BRISTOL — The Board of Education has been dealt another setback in its quest to outsource school cafeteria services as a judge denied an appeal to stay a state decision that the board must honor its agreement with 53 school cafeteria workers.
New Britain Superior Court Judge Carl Schuman denied the appeal of a 2014 ruling by the state Board of Labor Relations that the school board must honor its tentative agreement with the cafeteria workers’ union.
A request for maintaining the original temporary stay had been denied, so this was an appeal of the denial, said school board Chairman Larry Amara.
“We didn’t really lose anything,” he said. “We lost the appeal to keep the stay in place, but we’re in the same place we were before with the cafeteria.”
Amara said the school board is still appealing the original Board of Labor Relations decision, which will likely not be decided for six months to a year. In the meantime, the school board is in contract negotiations with the union local that represents the cafeteria workers, Local 2267, Council 4 of the American Federation of State, County and Municipal Employees.
“We’ve said all along that outsourcing is not in the interest of Bristol students, workers and taxpayers,” said Larry Dorman, spokesman for Council 4.
“So we are pleased with Judge Schuman’s decision and its validation of the underlying decision by the state Board of Labor Relations,” Dorman said. “We hope the Board of Education will work with us to continue improving services for the children rather than spending taxpayer dollars on fruitless legal appeals in pursuit of outsourcing.”
In May 2014, the school board voted 5-3, with its Republican majority prevailing, to sign a contract with Long Island-based Whitsons Culinary Group, after months of protests by parents and the cafeteria workers.
The school board had 60 days to void the contract, which then happened in the wake of the Board of Labor Relations’ decision that the school board had previously negotiated the tentative agreement with the union in bad faith.
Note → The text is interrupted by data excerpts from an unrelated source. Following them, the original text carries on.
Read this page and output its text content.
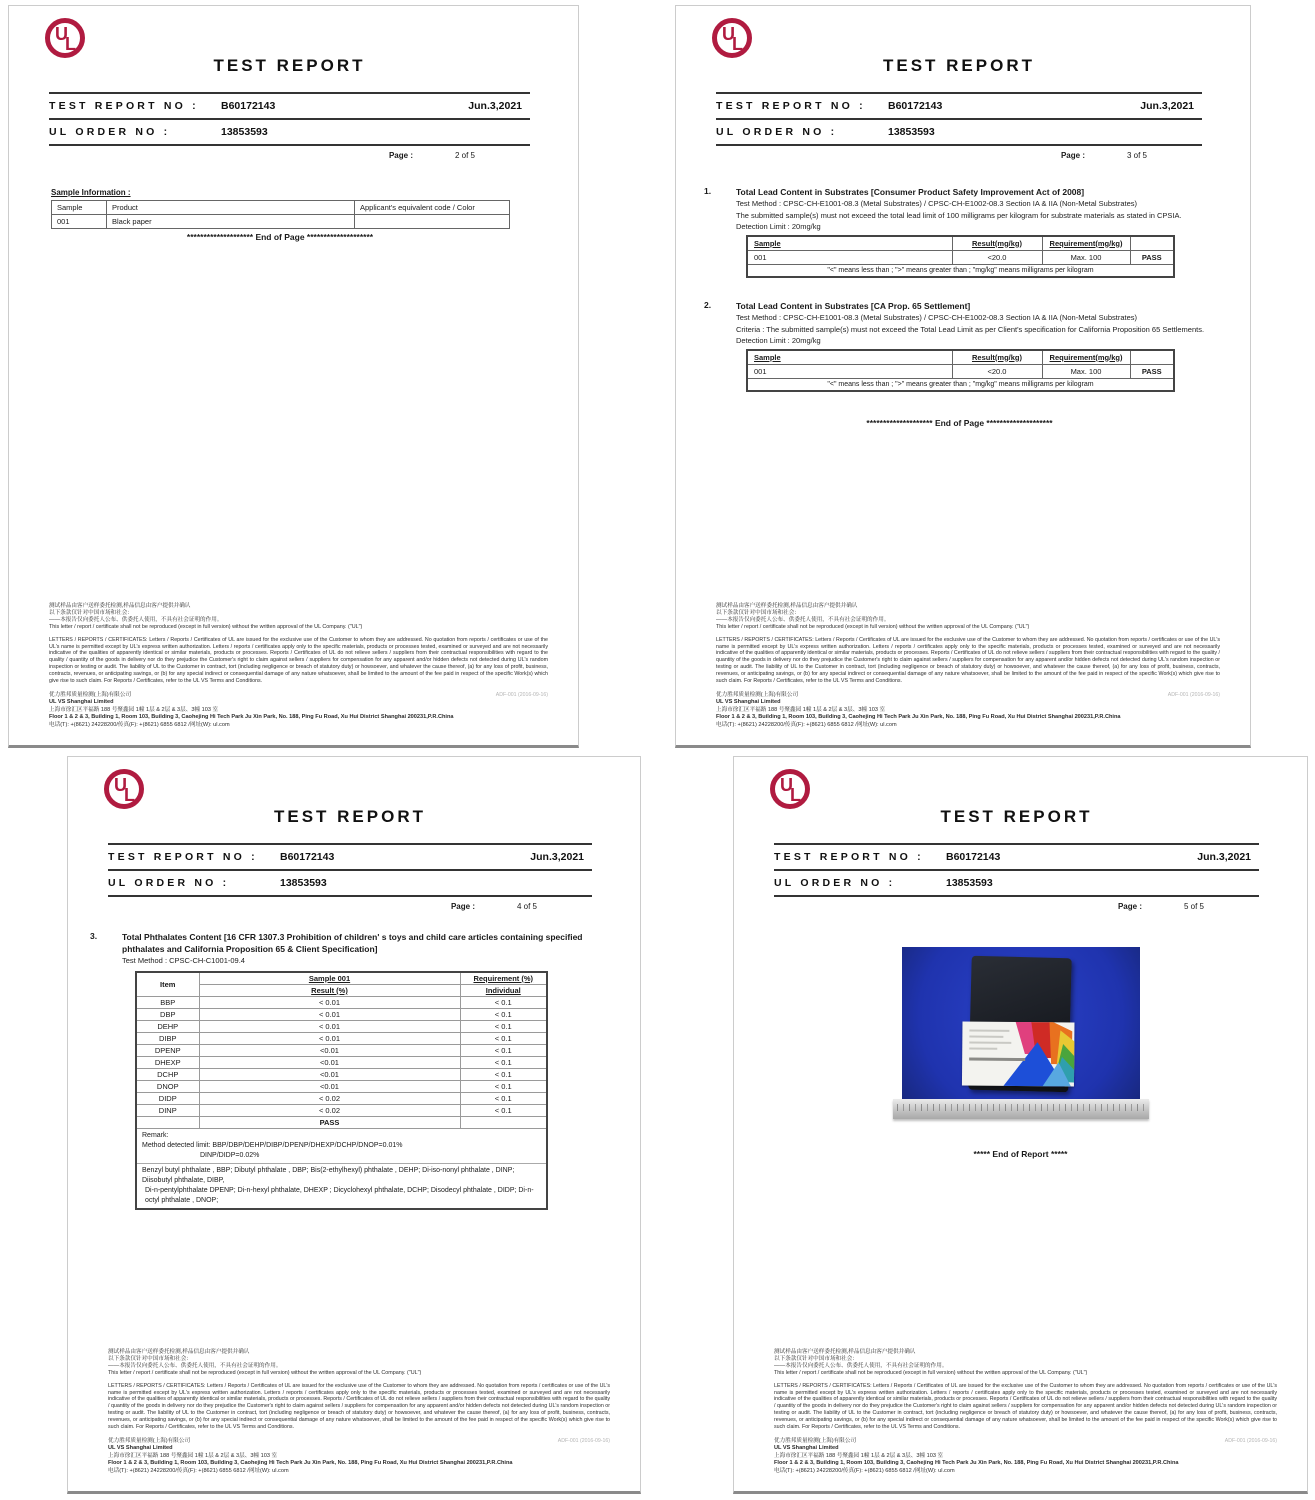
U
L
TEST REPORT
TEST REPORT NO :	B60172143	Jun.3,2021
UL ORDER NO :	13853593
Page :	2 of 5
Sample Information :
Sample	Product	Applicant's equivalent code / Color
001	Black paper	
******************** End of Page ********************
测试样品由客户送样委托检测,样品信息由客户提供并确认
以下条款仅针对中国市场和社会：
——本报告仅向委托人公布、供委托人使用，不具有社会证明的作用。
This letter / report / certificate shall not be reproduced (except in full version) without the written approval of the UL Company. ("UL")
LETTERS / REPORTS / CERTIFICATES: Letters / Reports / Certificates of UL are issued for the exclusive use of the Customer to whom they are addressed. No quotation from reports / certificates or use of the UL's name is permitted except by UL's express written authorization. Letters / reports / certificates apply only to the specific materials, products or processes tested, examined or surveyed and are not necessarily indicative of the qualities of apparently identical or similar materials, products or processes. Reports / Certificates of UL do not relieve sellers / suppliers from their contractual responsibilities with regard to the quality / quantity of the goods in delivery nor do they prejudice the Customer's right to claim against sellers / suppliers for compensation for any apparent and/or hidden defects not detected during UL's random inspection or testing or audit. The liability of UL to the Customer in contract, tort (including negligence or breach of statutory duty) or howsoever, and whatever the cause thereof, (a) for any loss of profit, business, contracts, revenues, or anticipating savings, or (b) for any special indirect or consequential damage of any nature whatsoever, shall be limited to the amount of the fee paid in respect of the specific Work(s) which give rise to such claim. For Reports / Certificates, refer to the UL VS Terms and Conditions.
ADF-001 (2016-09-16)
优力胜邦质量检测(上海)有限公司
UL VS Shanghai Limited
上海市徐汇区平福路 188 号聚鑫园 1幢 1层 & 2层 & 3层、3幢 103 室
Floor 1 & 2 & 3, Building 1, Room 103, Building 3, Caohejing Hi Tech Park Ju Xin Park, No. 188, Ping Fu Road, Xu Hui District Shanghai 200231,P.R.China
电话(T): +(8621) 24228200/传真(F): +(8621) 6855 6812 /网址(W): ul.com
U
L
TEST REPORT
TEST REPORT NO :	B60172143	Jun.3,2021
UL ORDER NO :	13853593
Page :	3 of 5
1.	Total Lead Content in Substrates [Consumer Product Safety Improvement Act of 2008]
Test Method : CPSC-CH-E1001-08.3 (Metal Substrates) / CPSC-CH-E1002-08.3 Section IA & IIA (Non-Metal Substrates)
The submitted sample(s) must not exceed the total lead limit of 100 milligrams per kilogram for substrate materials as stated in CPSIA.
Detection Limit : 20mg/kg
Sample	Result(mg/kg)	Requirement(mg/kg)	
001	<20.0	Max. 100	PASS
"<" means less than ; ">" means greater than ; "mg/kg" means milligrams per kilogram			
2.	Total Lead Content in Substrates [CA Prop. 65 Settlement]
Test Method : CPSC-CH-E1001-08.3 (Metal Substrates) / CPSC-CH-E1002-08.3 Section IA & IIA (Non-Metal Substrates)
Criteria : The submitted sample(s) must not exceed the Total Lead Limit as per Client's specification for California Proposition 65 Settlements.
Detection Limit : 20mg/kg
Sample	Result(mg/kg)	Requirement(mg/kg)	
001	<20.0	Max. 100	PASS
"<" means less than ; ">" means greater than ; "mg/kg" means milligrams per kilogram			
******************** End of Page ********************
测试样品由客户送样委托检测,样品信息由客户提供并确认
以下条款仅针对中国市场和社会：
——本报告仅向委托人公布、供委托人使用，不具有社会证明的作用。
This letter / report / certificate shall not be reproduced (except in full version) without the written approval of the UL Company. ("UL")
LETTERS / REPORTS / CERTIFICATES: Letters / Reports / Certificates of UL are issued for the exclusive use of the Customer to whom they are addressed. No quotation from reports / certificates or use of the UL's name is permitted except by UL's express written authorization. Letters / reports / certificates apply only to the specific materials, products or processes tested, examined or surveyed and are not necessarily indicative of the qualities of apparently identical or similar materials, products or processes. Reports / Certificates of UL do not relieve sellers / suppliers from their contractual responsibilities with regard to the quality / quantity of the goods in delivery nor do they prejudice the Customer's right to claim against sellers / suppliers for compensation for any apparent and/or hidden defects not detected during UL's random inspection or testing or audit. The liability of UL to the Customer in contract, tort (including negligence or breach of statutory duty) or howsoever, and whatever the cause thereof, (a) for any loss of profit, business, contracts, revenues, or anticipating savings, or (b) for any special indirect or consequential damage of any nature whatsoever, shall be limited to the amount of the fee paid in respect of the specific Work(s) which give rise to such claim. For Reports / Certificates, refer to the UL VS Terms and Conditions.
ADF-001 (2016-09-16)
优力胜邦质量检测(上海)有限公司
UL VS Shanghai Limited
上海市徐汇区平福路 188 号聚鑫园 1幢 1层 & 2层 & 3层、3幢 103 室
Floor 1 & 2 & 3, Building 1, Room 103, Building 3, Caohejing Hi Tech Park Ju Xin Park, No. 188, Ping Fu Road, Xu Hui District Shanghai 200231,P.R.China
电话(T): +(8621) 24228200/传真(F): +(8621) 6855 6812 /网址(W): ul.com
U
L
TEST REPORT
TEST REPORT NO :	B60172143	Jun.3,2021
UL ORDER NO :	13853593
Page :	4 of 5
3.	Total Phthalates Content [16 CFR 1307.3 Prohibition of children' s toys and child care articles containing specified
phthalates and California Proposition 65 & Client Specification]
Test Method : CPSC-CH-C1001-09.4
Item	Sample 001	Requirement (%)
	Result (%)	Individual
BBP	< 0.01	< 0.1
DBP	< 0.01	< 0.1
DEHP	< 0.01	< 0.1
DIBP	< 0.01	< 0.1
DPENP	<0.01	< 0.1
DHEXP	<0.01	< 0.1
DCHP	<0.01	< 0.1
DNOP	<0.01	< 0.1
DIDP	< 0.02	< 0.1
DINP	< 0.02	< 0.1
	PASS	

Remark:
Method detected limit: BBP/DBP/DEHP/DIBP/DPENP/DHEXP/DCHP/DNOP=0.01%
DINP/DIDP=0.02%
Benzyl butyl phthalate , BBP; Dibutyl phthalate , DBP; Bis(2-ethylhexyl) phthalate , DEHP; Di-iso-nonyl phthalate , DINP; Diisobutyl phthalate, DIBP,
Di-n-pentylphthalate DPENP; Di-n-hexyl phthalate, DHEXP ; Dicyclohexyl phthalate, DCHP; Disodecyl phthalate , DIDP; Di-n-octyl phthalate , DNOP;		
测试样品由客户送样委托检测,样品信息由客户提供并确认
以下条款仅针对中国市场和社会：
——本报告仅向委托人公布、供委托人使用，不具有社会证明的作用。
This letter / report / certificate shall not be reproduced (except in full version) without the written approval of the UL Company. ("UL")
LETTERS / REPORTS / CERTIFICATES: Letters / Reports / Certificates of UL are issued for the exclusive use of the Customer to whom they are addressed. No quotation from reports / certificates or use of the UL's name is permitted except by UL's express written authorization. Letters / reports / certificates apply only to the specific materials, products or processes tested, examined or surveyed and are not necessarily indicative of the qualities of apparently identical or similar materials, products or processes. Reports / Certificates of UL do not relieve sellers / suppliers from their contractual responsibilities with regard to the quality / quantity of the goods in delivery nor do they prejudice the Customer's right to claim against sellers / suppliers for compensation for any apparent and/or hidden defects not detected during UL's random inspection or testing or audit. The liability of UL to the Customer in contract, tort (including negligence or breach of statutory duty) or howsoever, and whatever the cause thereof, (a) for any loss of profit, business, contracts, revenues, or anticipating savings, or (b) for any special indirect or consequential damage of any nature whatsoever, shall be limited to the amount of the fee paid in respect of the specific Work(s) which give rise to such claim. For Reports / Certificates, refer to the UL VS Terms and Conditions.
ADF-001 (2016-09-16)
优力胜邦质量检测(上海)有限公司
UL VS Shanghai Limited
上海市徐汇区平福路 188 号聚鑫园 1幢 1层 & 2层 & 3层、3幢 103 室
Floor 1 & 2 & 3, Building 1, Room 103, Building 3, Caohejing Hi Tech Park Ju Xin Park, No. 188, Ping Fu Road, Xu Hui District Shanghai 200231,P.R.China
电话(T): +(8621) 24228200/传真(F): +(8621) 6855 6812 /网址(W): ul.com
U
L
TEST REPORT
TEST REPORT NO :	B60172143	Jun.3,2021
UL ORDER NO :	13853593
Page :	5 of 5
***** End of Report *****
测试样品由客户送样委托检测,样品信息由客户提供并确认
以下条款仅针对中国市场和社会：
——本报告仅向委托人公布、供委托人使用，不具有社会证明的作用。
This letter / report / certificate shall not be reproduced (except in full version) without the written approval of the UL Company. ("UL")
LETTERS / REPORTS / CERTIFICATES: Letters / Reports / Certificates of UL are issued for the exclusive use of the Customer to whom they are addressed. No quotation from reports / certificates or use of the UL's name is permitted except by UL's express written authorization. Letters / reports / certificates apply only to the specific materials, products or processes tested, examined or surveyed and are not necessarily indicative of the qualities of apparently identical or similar materials, products or processes. Reports / Certificates of UL do not relieve sellers / suppliers from their contractual responsibilities with regard to the quality / quantity of the goods in delivery nor do they prejudice the Customer's right to claim against sellers / suppliers for compensation for any apparent and/or hidden defects not detected during UL's random inspection or testing or audit. The liability of UL to the Customer in contract, tort (including negligence or breach of statutory duty) or howsoever, and whatever the cause thereof, (a) for any loss of profit, business, contracts, revenues, or anticipating savings, or (b) for any special indirect or consequential damage of any nature whatsoever, shall be limited to the amount of the fee paid in respect of the specific Work(s) which give rise to such claim. For Reports / Certificates, refer to the UL VS Terms and Conditions.
ADF-001 (2016-09-16)
优力胜邦质量检测(上海)有限公司
UL VS Shanghai Limited
上海市徐汇区平福路 188 号聚鑫园 1幢 1层 & 2层 & 3层、3幢 103 室
Floor 1 & 2 & 3, Building 1, Room 103, Building 3, Caohejing Hi Tech Park Ju Xin Park, No. 188, Ping Fu Road, Xu Hui District Shanghai 200231,P.R.China
电话(T): +(8621) 24228200/传真(F): +(8621) 6855 6812 /网址(W): ul.com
Last August, Schuman had eliminated a stay of the Labor Relations decision, which the school board Republicans had hoped would allow them to go ahead with the outsourcing while awaiting the court’s final word.
Schuman had said then that the issue was not clear-cut and the court could not say which side was more likely to prevail.
“Tipping the balance” in opposition to the stay, he said, was the reality that the school board chose to enter into a contract with Whitsons “knowing that there was a possibility that it might lose” with the labor relations board and in the courts.
Schuman said school officials must “accept the consequences” of their choice to pursue legal action to overturn the labor panel’s ruling.